Le osservazioni del Comitato per i Diritti Umani
Il Comitato ha dichiarato entrambe le comunicazioni inammissibili per mancato esaurimento dei rimedi interni, sottolineando che i dubbi sull’efficacia dei rimedi non esonerano dall’obbligo di percorrerli.
Tuttavia, ha espresso preoccupazione per:
- L’assenza di una valutazione individuale separata dal coniuge;
- Il possibile uso discriminatorio delle norme sulla cittadinanza;
- I ritardi eccessivi che compromettono il diritto a una decisione equa e tempestiva.
Conclusione
I casi M.A.S. e I.E.J. c. Italia e A.Y.O.AQ c. Italia mettono in luce la tensione tra le prerogative statali in materia di cittadinanza e il rispetto degli obblighi internazionali in tema di diritti umani.

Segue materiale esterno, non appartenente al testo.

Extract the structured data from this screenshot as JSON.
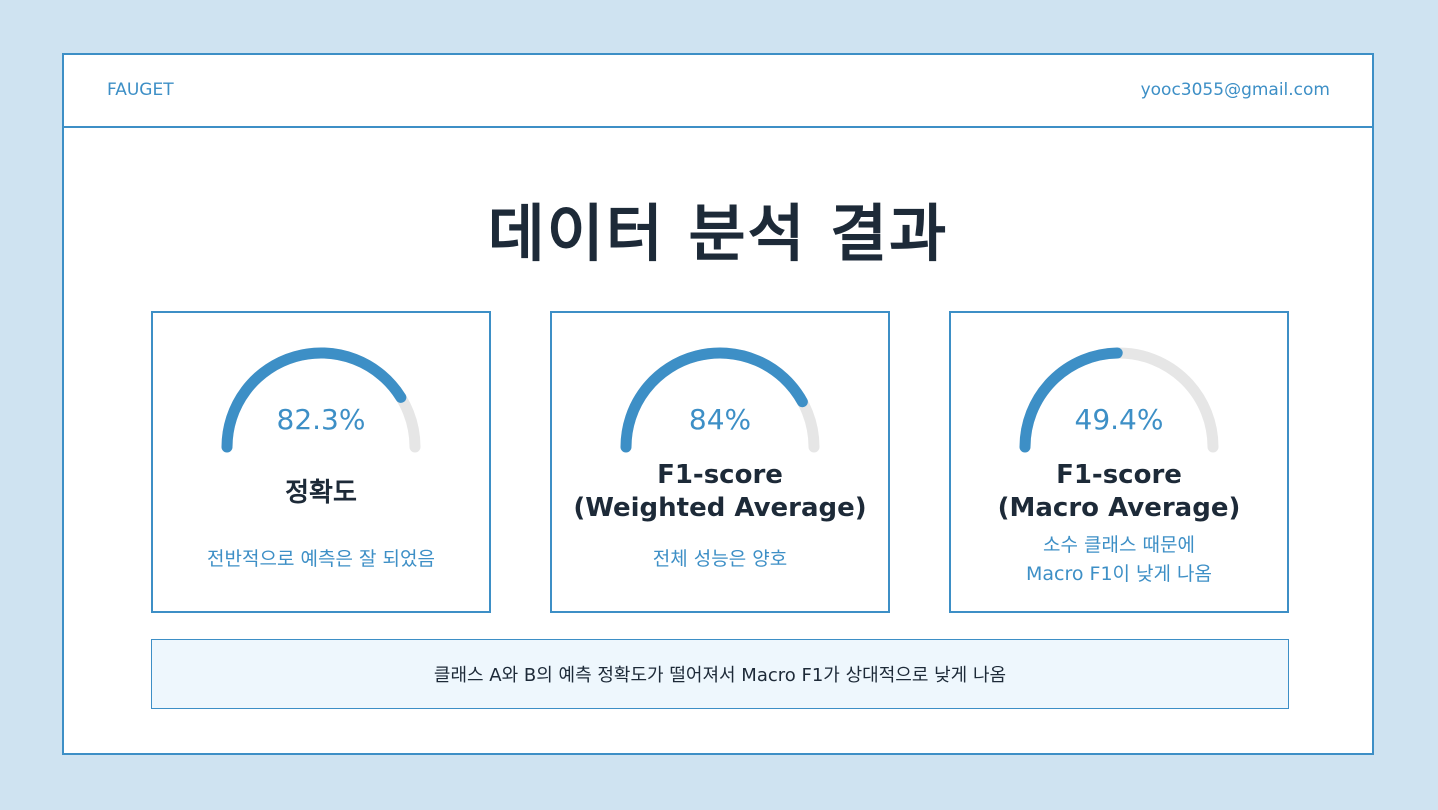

Sebbene lo Stato conservi un margine di discrezionalità, questo deve esercitarsi nel rispetto dei principi di non discriminazione, presunzione di innocenza e diritto a un giusto processo. La mancata valutazione delle circostanze individuali e la dipendenza da elementi legati ai coniugi pongono serie questioni di equità e legittimità.
Infine, i casi evidenziano la necessità di riforme che rendano i procedimenti amministrativi più rapidi ed equi, e ribadiscono l’importanza del pieno esaurimento dei rimedi interni per l’ammissibilità dei ricorsi dinanzi agli organi internazionali.